Replacement for a former bungalow that was a long-term family home…


  • Replacement for the former bungalow, where the family had lived for 20 years at Warborough, near Didcot, Oxfordshire.


  • The site lies on the edge of a Conservation Area and within a residential area.
  • Height was restricted to match neighbouring buildings.
  • The four bed house is very large and provides 377sqm / 4050sqft of space.
  • The external appearance features a reconstituted stone plinth with a cedar clad upper storey. The pitched roofs are slate, flat roofs are polyroof, some with sedum covering.
  • Because of the clay subsoil base and two willow trees in the garden, the house sits on piled foundations. The ground floors are beam and block and the first floor uses a precast concrete plank system. This allowed high levels of insulation, and a thermal mass at ground and first floor onto which the underfloor heating system is laid.
  • Walls are stone outer leaf, full fill cavity and block work inner leaf with powder coated aluminium windows.
  • Windows were budgeted at £25,000, but the lowest tender came back at £40,000. There were many delays, including waiting for all window spaces to be built and measured before manufacture commenced, and some damage having to be made good by the manufacturer in Germany.
  • Insulation levels for all sections of the building were 25% higher than the requirements of Building Regulations.
  • The building’s hot water and heat is from air source heat pumps. There were initial problems including getting the correct thermostat to tally up with the correct room, and fans freezing when severe snow blew into the air source heat pump intake – all since rectified and the system is now running well.
  • Some rainwater is harvested for use in the garden, cloakroom toilet and washing machine.
  • The main structure was built by a main contractor with the owner project managing subcontractors for finishes and kitchen.
  • The advantages are living sustainably and an improved lifestyle – the owners are very proud of their home.
  • The property benefits from lower running costs.
  • The layout enables disabled access, including a wider than average front door, steps with wider and deeper treads and lower risers, one step access to all rear gardens, parking close to front door and level access from car to house.


  • The plot was already owned. Typical plots in the area would have cost over £250,000.
  • The owner used the money from the sale of his company to fund the build.
  • Build costs were £625,000 (£1,650 per square metre).
  • The original budget was £450,000 but the house grew in size (costing an extra £15,000). The original gravelled driveway was changed to resin bonded (adding another £15,000). Kitchen and bathroom spec increased (an extra £27,000), and the kitchen supplier went bust taking £30,000 with him.
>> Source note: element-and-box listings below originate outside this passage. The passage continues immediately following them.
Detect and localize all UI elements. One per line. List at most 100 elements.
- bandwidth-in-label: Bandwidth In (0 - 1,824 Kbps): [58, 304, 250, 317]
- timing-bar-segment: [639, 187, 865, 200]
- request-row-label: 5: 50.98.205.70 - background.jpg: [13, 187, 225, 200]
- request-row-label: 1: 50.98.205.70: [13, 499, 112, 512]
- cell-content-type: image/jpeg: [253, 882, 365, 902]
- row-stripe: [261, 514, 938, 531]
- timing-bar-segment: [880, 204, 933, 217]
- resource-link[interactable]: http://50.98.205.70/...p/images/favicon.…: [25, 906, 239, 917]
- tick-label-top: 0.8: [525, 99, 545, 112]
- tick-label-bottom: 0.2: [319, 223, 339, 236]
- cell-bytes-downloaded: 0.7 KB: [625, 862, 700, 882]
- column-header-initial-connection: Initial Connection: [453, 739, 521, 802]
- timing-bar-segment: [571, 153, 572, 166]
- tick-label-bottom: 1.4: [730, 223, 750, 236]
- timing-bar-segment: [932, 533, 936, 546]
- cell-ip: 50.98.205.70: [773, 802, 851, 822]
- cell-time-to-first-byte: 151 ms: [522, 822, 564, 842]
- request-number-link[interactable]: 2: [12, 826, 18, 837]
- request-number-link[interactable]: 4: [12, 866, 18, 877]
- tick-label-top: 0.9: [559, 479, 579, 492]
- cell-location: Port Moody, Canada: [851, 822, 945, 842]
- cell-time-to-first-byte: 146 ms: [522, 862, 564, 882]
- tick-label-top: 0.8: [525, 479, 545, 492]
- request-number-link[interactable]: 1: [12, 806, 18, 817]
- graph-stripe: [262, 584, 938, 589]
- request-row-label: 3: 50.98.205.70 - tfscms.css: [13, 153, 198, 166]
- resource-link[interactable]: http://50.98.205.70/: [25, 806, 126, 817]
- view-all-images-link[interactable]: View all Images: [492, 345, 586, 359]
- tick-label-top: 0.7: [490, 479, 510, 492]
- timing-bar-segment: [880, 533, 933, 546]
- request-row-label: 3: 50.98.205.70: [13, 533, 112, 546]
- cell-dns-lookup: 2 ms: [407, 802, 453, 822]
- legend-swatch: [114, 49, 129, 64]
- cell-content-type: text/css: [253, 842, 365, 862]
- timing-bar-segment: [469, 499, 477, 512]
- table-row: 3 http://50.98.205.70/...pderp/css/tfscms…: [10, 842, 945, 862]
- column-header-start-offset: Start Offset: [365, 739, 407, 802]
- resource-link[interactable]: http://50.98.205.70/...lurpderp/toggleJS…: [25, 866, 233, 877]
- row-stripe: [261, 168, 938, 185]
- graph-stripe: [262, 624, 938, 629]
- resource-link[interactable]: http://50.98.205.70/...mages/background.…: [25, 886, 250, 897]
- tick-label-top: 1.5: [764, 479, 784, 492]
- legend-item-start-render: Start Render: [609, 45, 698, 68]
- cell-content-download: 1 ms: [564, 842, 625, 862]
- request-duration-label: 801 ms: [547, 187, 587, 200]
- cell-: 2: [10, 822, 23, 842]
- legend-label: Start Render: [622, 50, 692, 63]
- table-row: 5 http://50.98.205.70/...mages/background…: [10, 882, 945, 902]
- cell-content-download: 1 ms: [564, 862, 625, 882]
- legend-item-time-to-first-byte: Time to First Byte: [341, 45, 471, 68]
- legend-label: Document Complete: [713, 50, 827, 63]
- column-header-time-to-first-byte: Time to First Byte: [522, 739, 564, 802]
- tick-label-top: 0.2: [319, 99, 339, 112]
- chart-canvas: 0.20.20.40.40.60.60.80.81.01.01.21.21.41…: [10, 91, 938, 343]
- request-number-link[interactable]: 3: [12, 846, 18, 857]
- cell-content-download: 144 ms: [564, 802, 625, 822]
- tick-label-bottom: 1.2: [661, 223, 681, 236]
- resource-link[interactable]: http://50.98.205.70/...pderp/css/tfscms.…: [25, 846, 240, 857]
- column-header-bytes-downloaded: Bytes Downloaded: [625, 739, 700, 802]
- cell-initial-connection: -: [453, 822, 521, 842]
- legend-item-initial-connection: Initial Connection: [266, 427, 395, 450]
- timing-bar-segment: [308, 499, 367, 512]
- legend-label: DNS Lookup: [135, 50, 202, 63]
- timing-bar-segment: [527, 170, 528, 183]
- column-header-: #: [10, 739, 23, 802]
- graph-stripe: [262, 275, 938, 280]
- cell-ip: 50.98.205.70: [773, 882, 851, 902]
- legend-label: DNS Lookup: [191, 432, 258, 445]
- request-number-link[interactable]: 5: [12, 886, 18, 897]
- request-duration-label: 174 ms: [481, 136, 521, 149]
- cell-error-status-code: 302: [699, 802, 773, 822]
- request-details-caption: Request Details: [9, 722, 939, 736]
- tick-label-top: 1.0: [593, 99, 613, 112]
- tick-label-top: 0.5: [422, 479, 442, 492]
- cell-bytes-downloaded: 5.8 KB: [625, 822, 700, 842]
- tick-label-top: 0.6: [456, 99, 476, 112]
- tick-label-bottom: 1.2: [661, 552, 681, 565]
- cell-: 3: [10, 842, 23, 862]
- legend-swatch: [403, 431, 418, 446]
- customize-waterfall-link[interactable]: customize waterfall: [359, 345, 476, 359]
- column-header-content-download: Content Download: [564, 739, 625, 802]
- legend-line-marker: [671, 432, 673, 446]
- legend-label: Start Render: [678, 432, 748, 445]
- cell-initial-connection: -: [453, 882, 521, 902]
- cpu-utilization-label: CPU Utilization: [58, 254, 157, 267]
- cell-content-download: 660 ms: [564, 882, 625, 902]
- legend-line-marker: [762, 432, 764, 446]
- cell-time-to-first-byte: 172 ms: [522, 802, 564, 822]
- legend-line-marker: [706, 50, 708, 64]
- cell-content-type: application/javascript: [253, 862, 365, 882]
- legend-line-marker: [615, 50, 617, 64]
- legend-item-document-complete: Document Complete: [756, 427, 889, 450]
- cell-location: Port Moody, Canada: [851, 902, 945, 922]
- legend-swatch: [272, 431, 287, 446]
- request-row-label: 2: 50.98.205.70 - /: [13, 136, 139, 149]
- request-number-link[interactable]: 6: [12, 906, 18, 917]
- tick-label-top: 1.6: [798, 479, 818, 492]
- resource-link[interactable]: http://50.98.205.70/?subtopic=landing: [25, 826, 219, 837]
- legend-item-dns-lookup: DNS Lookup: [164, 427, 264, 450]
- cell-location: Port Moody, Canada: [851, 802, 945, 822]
A sauna was added at £4,000. All these, and many other extras, added £175,000, taking the budget up to £625,000.
  • The completed home is now valued at £1.5m.


  • 2008 – Planning permission granted.
  • May 2009 – Existing house demolished.
  • June – Aug 2009 – Foundations and ground floor.
  • Dec 2009 – Steelwork for upper floor, and pitched roof in place.
  • Jan – July 2010 – Windows and doors, from manufacture to installation.
  • July – Sep 2010 – Decoration and external works to completion.

Learning Points:

  • Thorough ground investigation is essential, as unexpected piling costs can be high.
  • Ensure you have very closely defined sub-contract packages – especially for windows and doors. Keep the design simple. Set deadlines with penalties in the contract and keep chasing the suppliers.
  • Either keep to your original budget and buy kitchens/sanitary ware/floor finishes to suit, or have more money available to exceed the original spec.
  • Allow time for all the final snagging items.